Die Errichtung und der Abbruch einer baulichen Anlage bedarf in der Regel einer Baugenehmigung. Die Baugenehmigung erlischt, wenn nicht innerhalb von drei Jahren nach Erteilung der Genehmigung mit der Bauausführung begonnen oder wenn sie nach diesem Zeitraum ein Jahr unterbrochen worden ist.

Ausnahmen:

  • Verfahrensfreie Vorhaben bedürfen keiner Baugenehmigung.
  • Bei Vorhaben, für die das Kenntnisgabeverfahren vorgesehen ist, kann auf Wunsch des Bauherrn entweder das Kenntnisgabeverfahren oder das Baugenehmigungsverfahren durchgeführt werden.

Erforderliche Unterlagen

  • Antrag auf Baugenehmigung
  • Bauvorlagen (dreifache Ausfertigung):
    • Lageplan (§§ 4 und 5 LBOVVO)
    • Bauzeichnungen (§ 6 LBOVVO)
    • Baubeschreibung (§ 7 LBOVVO)
    • Technische Angaben zu Feuerungsanlagen (§ 7 Abs. 1 LBOVVO)
    • Angaben zu gewerblichen Anlagen, die keiner immissionsschutzrechtlichen Genehmigung bedürfen (§ 7 Abs. 2 LBOVVO)
    • Darstellung der Grundstücksentwässerung (§ 8 LBOVVO)
    • bautechnische Nachweise (§ 9 LBOVVO) oder Erklärung zum Standsicherheitsnachweis (§ 10 Abs. 2 LBOVVO)
    • Bauleitererklärung (§ 42 LBO)
    • statistischer Erhebungsbogen bzw. Abgangsbogen

Verfahren

Der Antrag auf Baugenehmigung ist zusammen mit den Bauvorlagen in dreifacher Ausfertigung bei der Gemeinde einzureichen. Die Gemeinde leitet den Antrag - unter Zurückbehaltung einer Ausfertigung - an das Amt für Kreisentwicklung und Baurecht weiter.
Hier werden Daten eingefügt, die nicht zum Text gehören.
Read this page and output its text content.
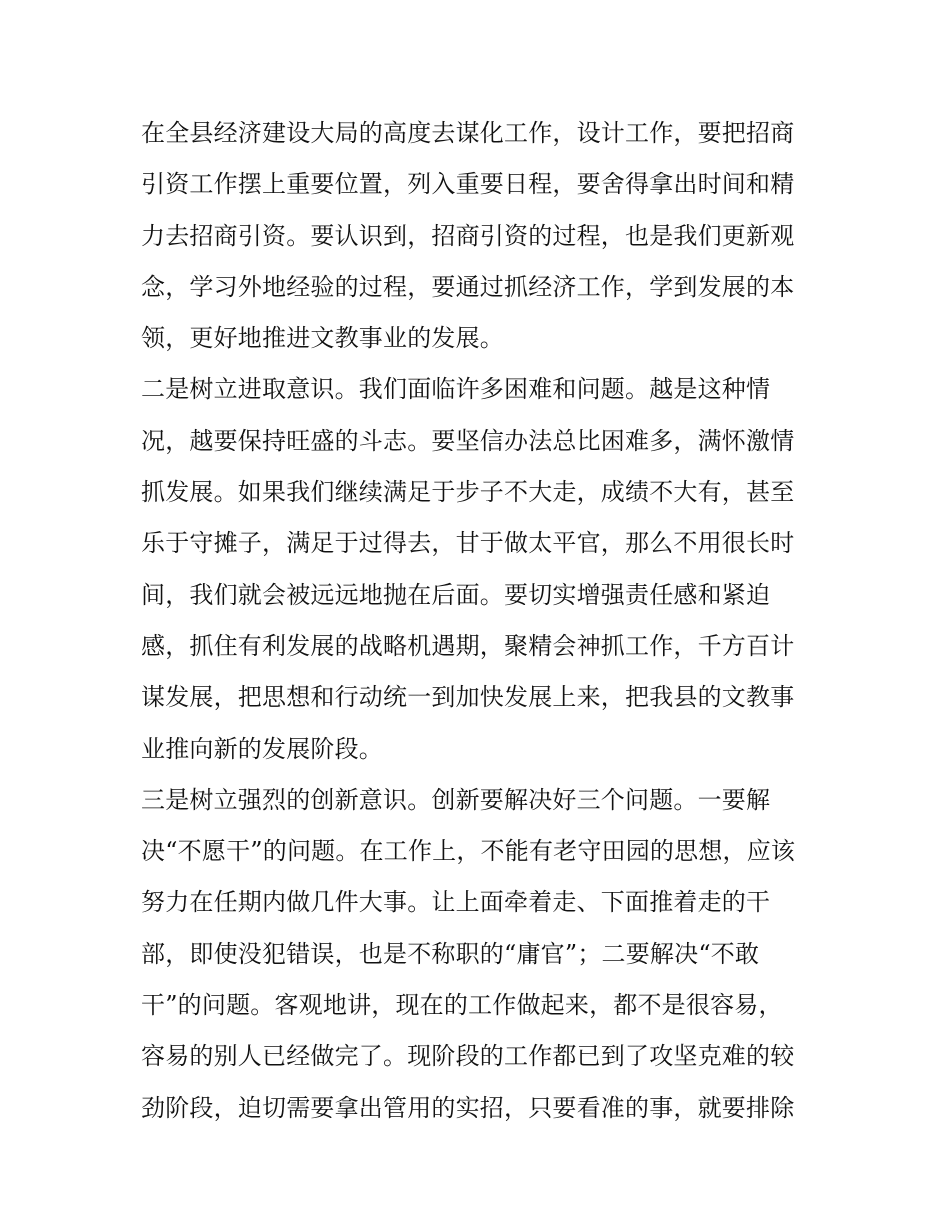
在全县经济建设大局的高度去谋化工作，设计工作，要把招商
引资工作摆上重要位置，列入重要日程，要舍得拿出时间和精
力去招商引资。要认识到，招商引资的过程，也是我们更新观
念，学习外地经验的过程，要通过抓经济工作，学到发展的本
领，更好地推进文教事业的发展。
二是树立进取意识。我们面临许多困难和问题。越是这种情
况，越要保持旺盛的斗志。要坚信办法总比困难多，满怀激情
抓发展。如果我们继续满足于步子不大走，成绩不大有，甚至
乐于守摊子，满足于过得去，甘于做太平官，那么不用很长时
间，我们就会被远远地抛在后面。要切实增强责任感和紧迫
感，抓住有利发展的战略机遇期，聚精会神抓工作，千方百计
谋发展，把思想和行动统一到加快发展上来，把我县的文教事
业推向新的发展阶段。
三是树立强烈的创新意识。创新要解决好三个问题。一要解
决“不愿干”的问题。在工作上，不能有老守田园的思想，应该
努力在任期内做几件大事。让上面牵着走、下面推着走的干
部，即使没犯错误，也是不称职的“庸官”；二要解决“不敢
干”的问题。客观地讲，现在的工作做起来，都不是很容易，
容易的别人已经做完了。现阶段的工作都已到了攻坚克难的较
劲阶段，迫切需要拿出管用的实招，只要看准的事，就要排除
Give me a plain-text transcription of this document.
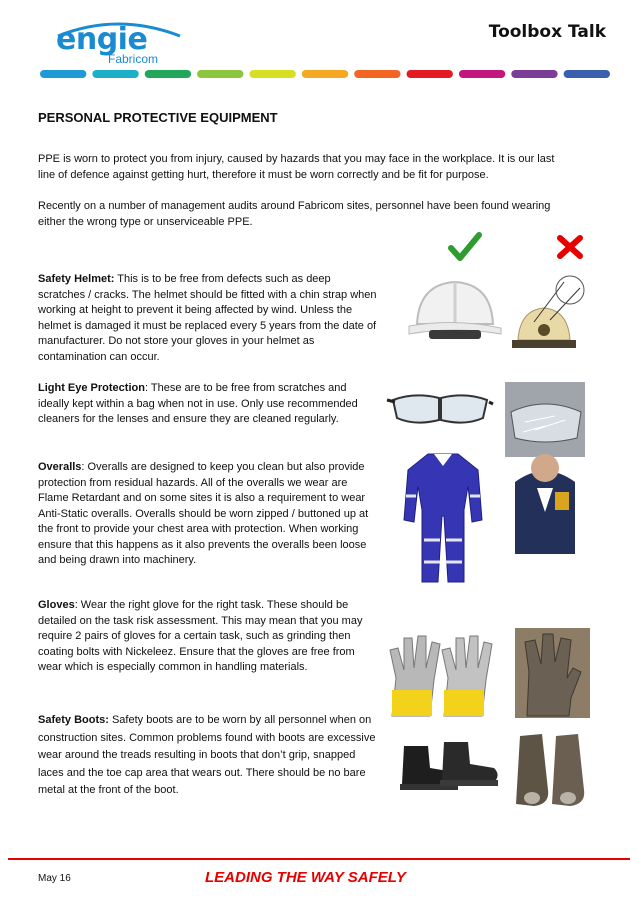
engie
Fabricom
Toolbox Talk
PERSONAL PROTECTIVE EQUIPMENT
PPE is worn to protect you from injury, caused by hazards that you may face in the workplace. It is our last line of defence against getting hurt, therefore it must be worn correctly and be fit for purpose.
Recently on a number of management audits around Fabricom sites, personnel have been found wearing either the wrong type or unserviceable PPE.
Safety Helmet: This is to be free from defects such as deep scratches / cracks. The helmet should be fitted with a chin strap when working at height to prevent it being affected by wind. Unless the helmet is damaged it must be replaced every 5 years from the date of manufacturer. Do not store your gloves in your helmet as contamination can occur.
Light Eye Protection: These are to be free from scratches and ideally kept within a bag when not in use. Only use recommended cleaners for the lenses and ensure they are cleaned regularly.
Overalls: Overalls are designed to keep you clean but also provide protection from residual hazards. All of the overalls we wear are Flame Retardant and on some sites it is also a requirement to wear Anti-Static overalls. Overalls should be worn zipped / buttoned up at the front to provide your chest area with protection. When working ensure that this happens as it also prevents the overalls been loose and being drawn into machinery.
Gloves: Wear the right glove for the right task. These should be detailed on the task risk assessment. This may mean that you may require 2 pairs of gloves for a certain task, such as grinding then coating bolts with Nickeleez. Ensure that the gloves are free from wear which is especially common in handling materials.
Safety Boots: Safety boots are to be worn by all personnel when on construction sites. Common problems found with boots are excessive wear around the treads resulting in boots that don’t grip, snapped laces and the toe cap area that wears out. There should be no bare metal at the front of the boot.
May 16	LEADING THE WAY SAFELY
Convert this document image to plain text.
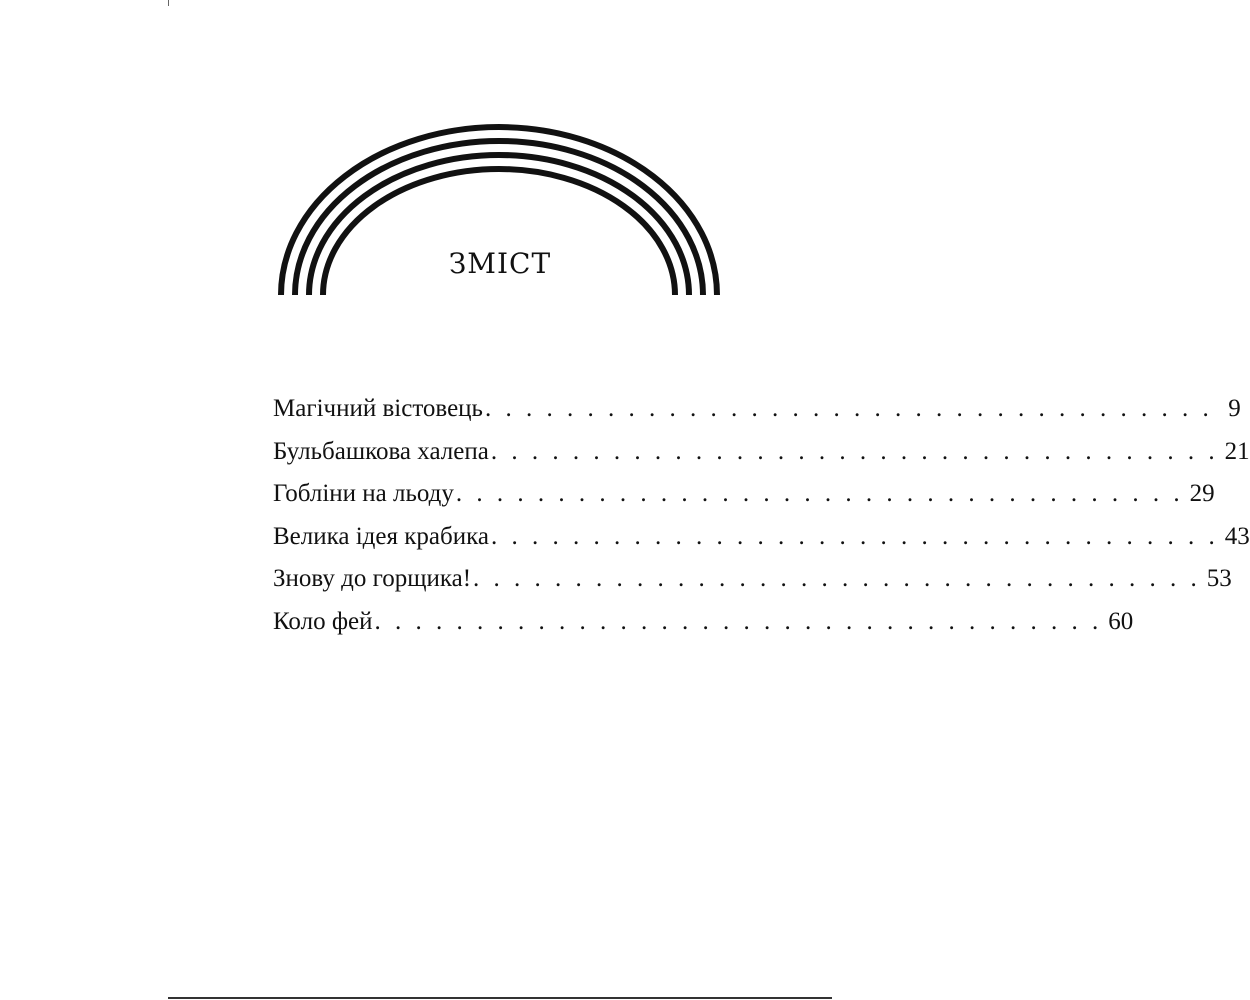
ЗМІСТ
Магічний вістовець . . . . . . . . . . . . . . . . . . . . . . . . . . . . . . . . . . . . 9
Бульбашкова халепа . . . . . . . . . . . . . . . . . . . . . . . . . . . . . . . . . . . . 21
Гобліни на льоду . . . . . . . . . . . . . . . . . . . . . . . . . . . . . . . . . . . . 29
Велика ідея крабика . . . . . . . . . . . . . . . . . . . . . . . . . . . . . . . . . . . . 43
Знову до горщика! . . . . . . . . . . . . . . . . . . . . . . . . . . . . . . . . . . . . 53
Коло фей . . . . . . . . . . . . . . . . . . . . . . . . . . . . . . . . . . . . 60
Außerdem führt die Gemeinde die Benachrichtigung der Angrenzer und ggf. der sonstigen betroffenen Nachbarn durch.

Das Amt für Kreisentwicklung und Baurecht prüft den Antrag sowie die Bauvorlagen auf Vollständigkeit. Soweit es für die Behandlung des Antrags erforderlich ist, hört das Amt für Kreisentwicklung und Baurecht die Träger öffentlicher Belange an, deren Aufgabenbereich durch das Bauvorhaben berührt wird. Ebenso wird die Gemeinde zu dem Bauvorhaben gehört.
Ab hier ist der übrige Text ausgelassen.